WASHINGTON – The Twins thought they had Sunday’s game won in the eighth inning, when Brian Dozier blasted a three-run homer off Stephen Strasburg.
Then Twins thought they had the game won in the 15th, when Miguel Sano smacked a two-out RBI single for another lead.
Both times they were cruelly denied.
The Nationals wouldn’t let the Twins escape with a victory. Tying the score in the ninth inning on a Bryce Harper pinch-hit home run, tying it again in the 15th on catcher John Ryan Murphy’s throwing error, Washington finally won 6-5 on Chris Heisey’s home run off Michael Tonkin in the 16th inning.
Punched in the gut and kicked in the teeth, the Twins retreated to the Twin Cities after being swept in the three-game series. They completed a 1-4 interleague road trip that, combined with their six losses at Baltimore and Kansas City to open the season, put their road record at 1-10.
Twins manager Paul Molitor has to sift through the smoldering remains of a bullpen that scarred and charred after giving up big blows late. And at 5-14, his club has the worst record in the American League and is tied for the most losses in baseball.
“We talk about adversity all the time,” Molitor said, “and that’s where you get tested the most, and we’re being challenged here early on as to what kind of resiliency we are going to show.”
It was the 20th time in club history the Twins have played at least 16 innings, the first time since they went 16 on July 3, 2009, in an 11-9 home loss to Detroit. Of those games, Sunday’s contest of 5 hours, 56 minutes was the third-longest, timewise.

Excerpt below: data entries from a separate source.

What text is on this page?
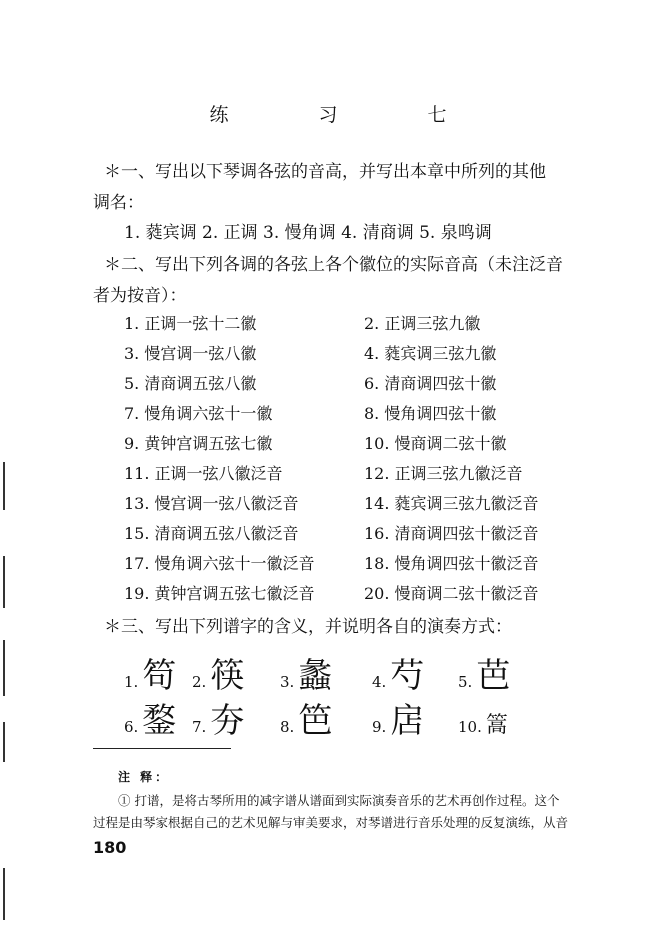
练 习 七
＊一、写出以下琴调各弦的音高，并写出本章中所列的其他
调名：
1. 蕤宾调 2. 正调 3. 慢角调 4. 清商调 5. 泉鸣调
＊二、写出下列各调的各弦上各个徽位的实际音高（未注泛音
者为按音）：
1. 正调一弦十二徽	2. 正调三弦九徽
3. 慢宫调一弦八徽	4. 蕤宾调三弦九徽
5. 清商调五弦八徽	6. 清商调四弦十徽
7. 慢角调六弦十一徽	8. 慢角调四弦十徽
9. 黄钟宫调五弦七徽	10. 慢商调二弦十徽
11. 正调一弦八徽泛音	12. 正调三弦九徽泛音
13. 慢宫调一弦八徽泛音	14. 蕤宾调三弦九徽泛音
15. 清商调五弦八徽泛音	16. 清商调四弦十徽泛音
17. 慢角调六弦十一徽泛音	18. 慢角调四弦十徽泛音
19. 黄钟宫调五弦七徽泛音	20. 慢商调二弦十徽泛音
＊三、写出下列谱字的含义，并说明各自的演奏方式：
1. 笱 2. 筷 3. 蠡	4. 芍 5. 芭
6. 鍪 7. 夯 8. 笆	9. 扂 10. 篙
注 释：
① 打谱，是将古琴所用的减字谱从谱面到实际演奏音乐的艺术再创作过程。这个
过程是由琴家根据自己的艺术见解与审美要求，对琴谱进行音乐处理的反复演练，从音
180
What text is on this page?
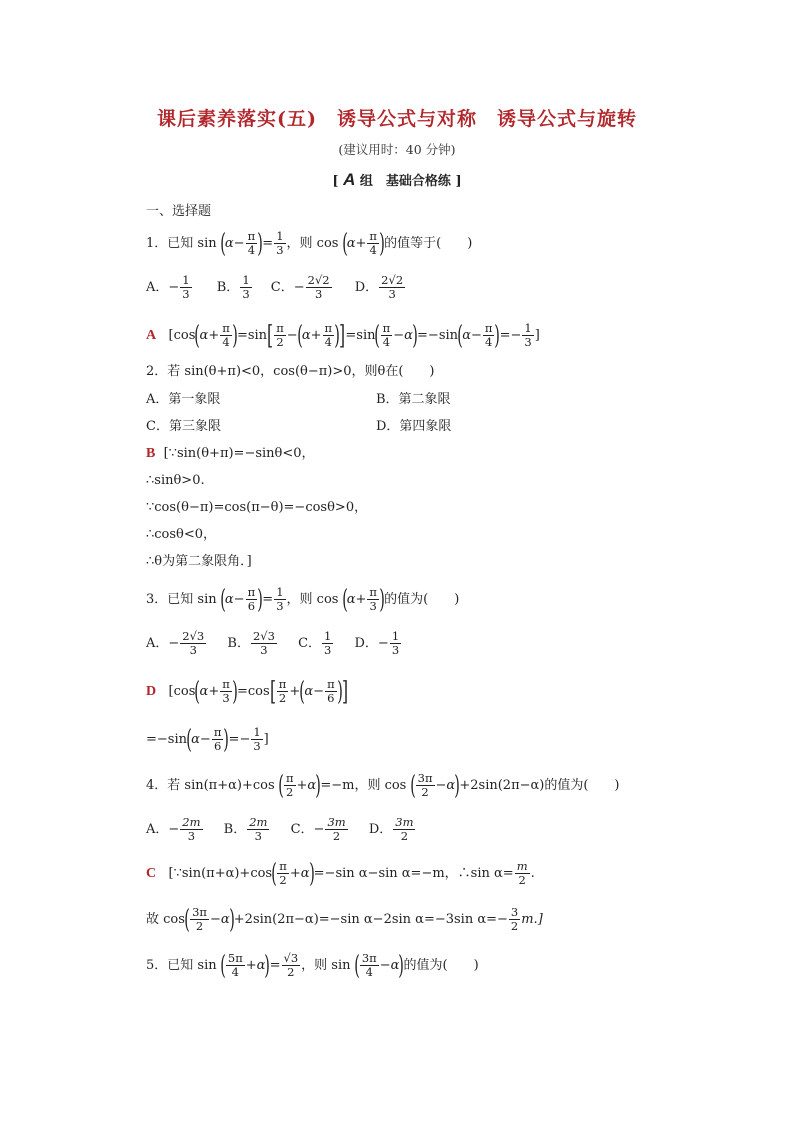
课后素养落实(五)　诱导公式与对称　诱导公式与旋转
(建议用时：40 分钟)
[ A 组　基础合格练 ]
一、选择题
1．已知 $\sin (\alpha- \frac{\pi}{4}$ )= $\frac{1}{3}$ ，则 $\cos (\alpha+ \frac{\pi}{4}$ )的值等于(　　)
A．− $\frac{1}{3}$ B． $\frac{1}{3}$ C．− $\frac{2√2}{3}$ D． $\frac{2√2}{3}$
A [$\cos(\alpha+ \frac{\pi}{4} )=\sin[ \frac{\pi}{2} -(\alpha+ \frac{\pi}{4} )]=\sin( \frac{\pi}{4} -\alpha)=-\sin(\alpha- \frac{\pi}{4}$ )=− $\frac{1}{3}$ ]
2．若 sin(θ+π)<0，cos(θ−π)>0，则θ在(　　)
A．第一象限	B．第二象限
C．第三象限	D．第四象限
B [∵sin(θ+π)=−sinθ<0，
∴sinθ>0.
∵cos(θ−π)=cos(π−θ)=−cosθ>0，
∴cosθ<0，
∴θ为第二象限角．]
3．已知 $\sin (\alpha- \frac{\pi}{6}$ )= $\frac{1}{3}$ ，则 $\cos (\alpha+ \frac{\pi}{3}$ )的值为(　　)
A．− $\frac{2√3}{3}$ B． $\frac{2√3}{3}$ C． $\frac{1}{3}$ D．− $\frac{1}{3}$
D [$\cos(\alpha+ \frac{\pi}{3} )=\cos[ \frac{\pi}{2} +(\alpha- \frac{\pi}{6}$ )]
$=-\sin(\alpha- \frac{\pi}{6}$ )=− $\frac{1}{3}$ ]
4．若 sin(π+α)+cos ( $\frac{\pi}{2} +\alpha)=-m$，则 cos ( $\frac{3\pi}{2} -\alpha)+2\sin(2\pi-\alpha)$的值为(　　)
A．− $\frac{2m}{3}$ B． $\frac{2m}{3}$ C．− $\frac{3m}{2}$ D． $\frac{3m}{2}$
C [∵sin(π+α)+cos( $\frac{\pi}{2} +\alpha)=-\sin$ α−sin α=−m，∴sin $\alpha= \frac{m}{2}$ .
故 $\cos( \frac{3\pi}{2} -\alpha)+2\sin(2\pi-\alpha)=-\sin$ α−2sin α=−3sin $\alpha=- \frac{3}{2} m$.]
5．已知 sin ( $\frac{5\pi}{4} +\alpha)= \frac{√3}{2}$ ，则 sin ( $\frac{3\pi}{4} -\alpha$)的值为(　　)
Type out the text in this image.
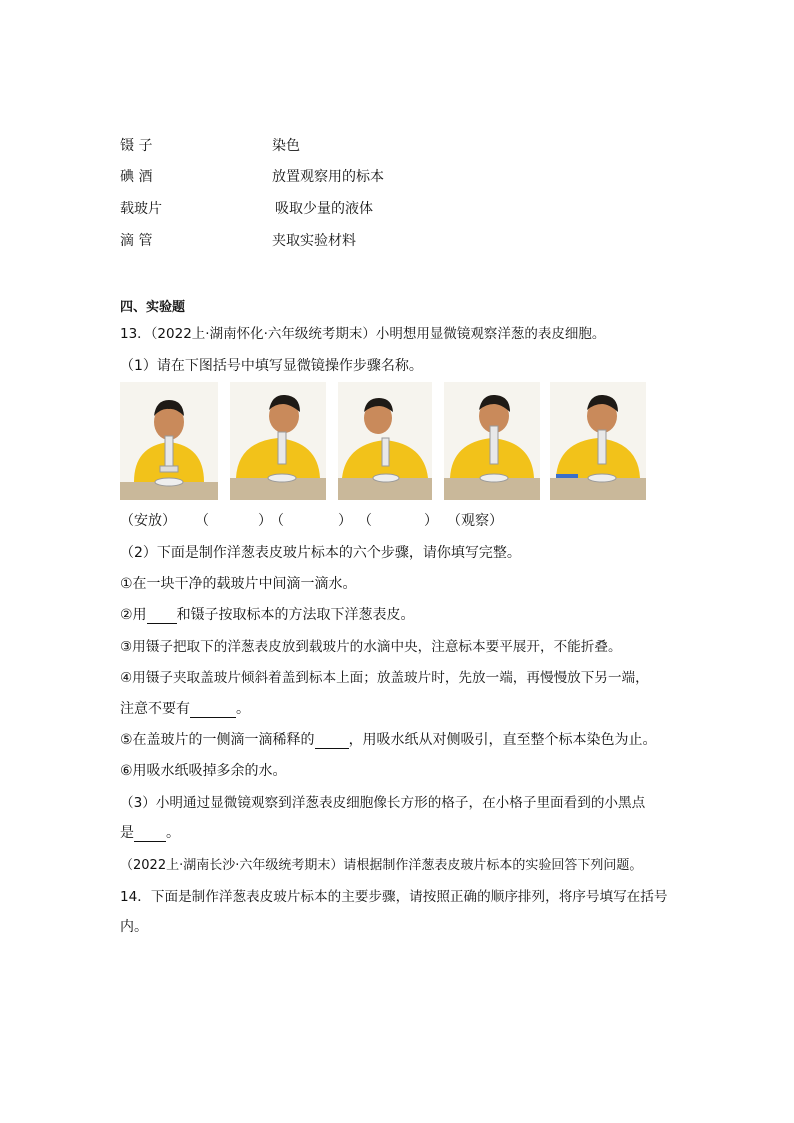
镊 子	染色
碘 酒	放置观察用的标本
载玻片	吸取少量的液体
滴 管	夹取实验材料
四、实验题
13．（2022上·湖南怀化·六年级统考期末）小明想用显微镜观察洋葱的表皮细胞。
（1）请在下图括号中填写显微镜操作步骤名称。
（安放） （	）
（	） （	） （观察）
（2）下面是制作洋葱表皮玻片标本的六个步骤，请你填写完整。
①在一块干净的载玻片中间滴一滴水。
②用 和镊子按取标本的方法取下洋葱表皮。
③用镊子把取下的洋葱表皮放到载玻片的水滴中央，注意标本要平展开，不能折叠。
④用镊子夹取盖玻片倾斜着盖到标本上面；放盖玻片时，先放一端，再慢慢放下另一端，
注意不要有	。
⑤在盖玻片的一侧滴一滴稀释的 ，用吸水纸从对侧吸引，直至整个标本染色为止。
⑥用吸水纸吸掉多余的水。
（3）小明通过显微镜观察到洋葱表皮细胞像长方形的格子，在小格子里面看到的小黑点
是 。
（2022上·湖南长沙·六年级统考期末）请根据制作洋葱表皮玻片标本的实验回答下列问题。
14．下面是制作洋葱表皮玻片标本的主要步骤，请按照正确的顺序排列，将序号填写在括号
内。
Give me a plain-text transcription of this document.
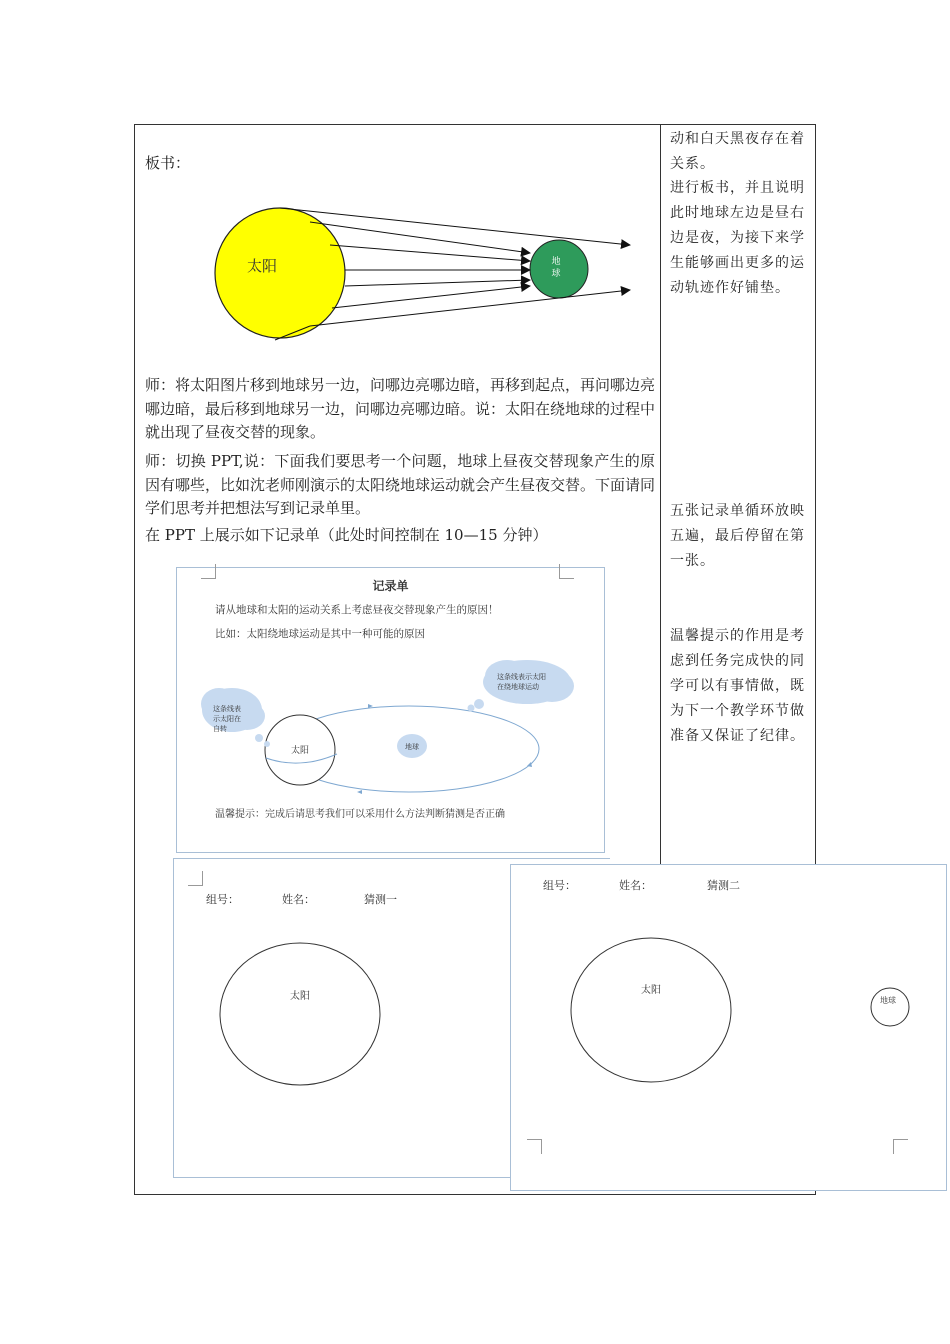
动和白天黑夜存在着
关系。
进行板书，并且说明
此时地球左边是昼右
边是夜，为接下来学
生能够画出更多的运
动轨迹作好铺垫。
五张记录单循环放映
五遍，最后停留在第
一张。
温馨提示的作用是考
虑到任务完成快的同
学可以有事情做，既
为下一个教学环节做
准备又保证了纪律。
板书：
太阳	地
球
师：将太阳图片移到地球另一边，问哪边亮哪边暗，再移到起点，再问哪边亮哪边暗，最后移到地球另一边，问哪边亮哪边暗。说：太阳在绕地球的过程中就出现了昼夜交替的现象。
师：切换 PPT,说：下面我们要思考一个问题，地球上昼夜交替现象产生的原因有哪些，比如沈老师刚演示的太阳绕地球运动就会产生昼夜交替。下面请同学们思考并把想法写到记录单里。
在 PPT 上展示如下记录单（此处时间控制在 10—15 分钟）
记录单
请从地球和太阳的运动关系上考虑昼夜交替现象产生的原因！
比如：太阳绕地球运动是其中一种可能的原因
这条线表
示太阳在
自转
这条线表示太阳
在绕地球运动
太阳	地球
温馨提示：完成后请思考我们可以采用什么方法判断猜测是否正确
组号：	姓名：	猜测一
太阳
组号：	姓名：	猜测二
太阳
地球
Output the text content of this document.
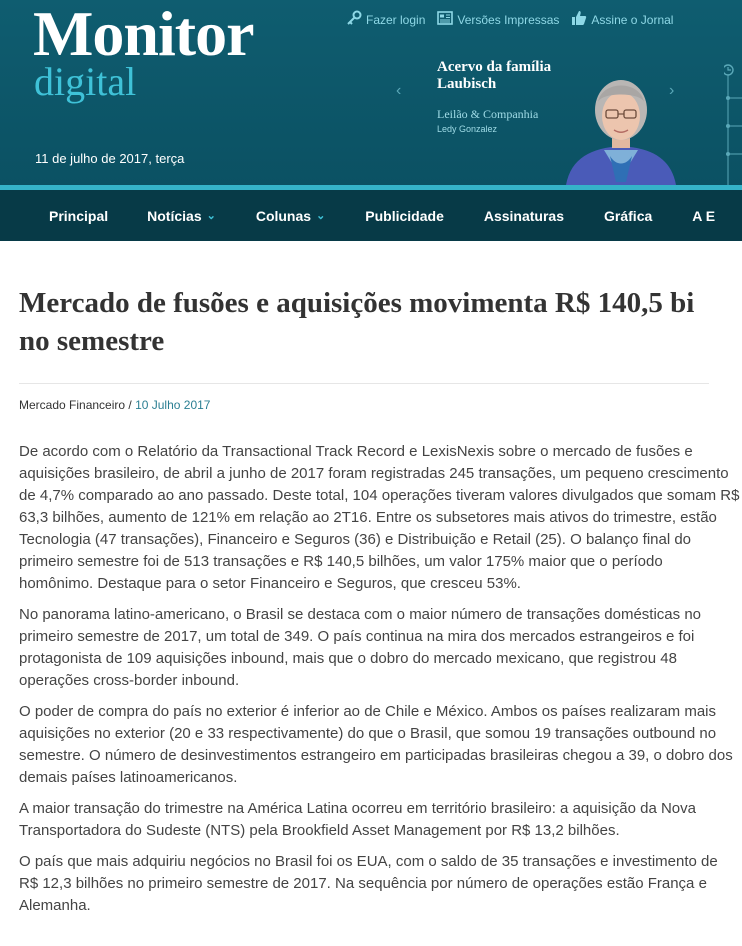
Monitor
digital
11 de julho de 2017, terça
Fazer login	Versões Impressas	Assine o Jornal
‹	›
Acervo da família Laubisch
Leilão & Companhia
Ledy Gonzalez
Principal	Notícias ⌄	Colunas ⌄	Publicidade	Assinaturas	Gráfica	A E
Mercado de fusões e aquisições movimenta R$ 140,5 bi no semestre
Mercado Financeiro / 10 Julho 2017

De acordo com o Relatório da Transactional Track Record e LexisNexis sobre o mercado de fusões e aquisições brasileiro, de abril a junho de 2017 foram registradas 245 transações, um pequeno crescimento de 4,7% comparado ao ano passado. Deste total, 104 operações tiveram valores divulgados que somam R$ 63,3 bilhões, aumento de 121% em relação ao 2T16. Entre os subsetores mais ativos do trimestre, estão Tecnologia (47 transações), Financeiro e Seguros (36) e Distribuição e Retail (25). O balanço final do primeiro semestre foi de 513 transações e R$ 140,5 bilhões, um valor 175% maior que o período homônimo. Destaque para o setor Financeiro e Seguros, que cresceu 53%.

No panorama latino-americano, o Brasil se destaca com o maior número de transações domésticas no primeiro semestre de 2017, um total de 349. O país continua na mira dos mercados estrangeiros e foi protagonista de 109 aquisições inbound, mais que o dobro do mercado mexicano, que registrou 48 operações cross-border inbound.

O poder de compra do país no exterior é inferior ao de Chile e México. Ambos os países realizaram mais aquisições no exterior (20 e 33 respectivamente) do que o Brasil, que somou 19 transações outbound no semestre. O número de desinvestimentos estrangeiro em participadas brasileiras chegou a 39, o dobro dos demais países latinoamericanos.

A maior transação do trimestre na América Latina ocorreu em território brasileiro: a aquisição da Nova Transportadora do Sudeste (NTS) pela Brookfield Asset Management por R$ 13,2 bilhões.

O país que mais adquiriu negócios no Brasil foi os EUA, com o saldo de 35 transações e investimento de R$ 12,3 bilhões no primeiro semestre de 2017. Na sequência por número de operações estão França e Alemanha.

And the Twins struck out 20 times to set a club record for most strikeouts in an extra-inning game. It came one day after the Twins tied their nine-inning strikeout record of 18.
The Twins went hitless from the ninth inning until the 15th, when Eduardo Nunez singled with two out for his fourth hit, then stole second — he was originally called out, but the Twins challenged and won. After a walk to Dozier, Sano, 0-for-6 with four strikeouts at that point, delivered an RBI single on reliever Yusmeiro Petit’s 77th pitch.
Ryan O’Rourke, in his fourth inning of relief, started the bottom of the inning and got two outs before walking Danny Espinosa. With lefthanded-hitting Oliver Perez — a pitcher, whose last plate appearance came in 2010 — due up, Molitor decided to go with Michael Tonkin, his last reliever available, for a one-out save.
“I wasn’t excited about putting O’Rourke back out there for the fourth inning,” Molitor said. “I think he went out there with guts, pretty much. I had a chance to get one out there with the pitcher [due up]. I thought it was my time to pull my last bullet out.”
Espinosa stole second on Tonkin’s first pitch. On a 1-1 pitch, Perez dropped down a bunt.
Murphy sprung from behind the plate to grab the ball as it rolled up the third-base line, but he threw wildly to first, past Joe Mauer. Espinosa scored the tying run. The ball might have rolled foul had Murphy let it go.
“That’s what I was trying to figure out,” Murphy said. “If the ball was going to go foul or stay fair.”
Tonkin, who pitched three innings Friday, went back out for the 16th and Heisey soon ended the game. Tonkin threw a hanging breaking ball that Heisey didn’t miss.
“Obviously it is tough,” Tonkin said. “It’s frustrating. A lot of guys are out there grinding away, busting their tail. To not be able to finish it off is frustrating.”
It was the second time in the game the Twins weren’t able to finish it off. In the eighth inning, Dozier followed singles from Mauer and Nunez by launching a 95-mile-per-hour fastball from Strasburg into the seats for a 4-1 Twins lead. But Trevor May gave up two runs in the bottom of the inning to make it 4-3. In the ninth, Harper — who was supposed to get the day off — pinch hit to lead off against Kevin Jepsen and obliterated a fastball over the center-field wall for his ninth homer of the year.
The Twins were supposed to announce roster moves after game, as Danny Santana will be activated from the disabled list Monday. But Molitor has to figure out the state of his bullpen.
“There will be some spinning,” Molitor said. “On the plane ride.”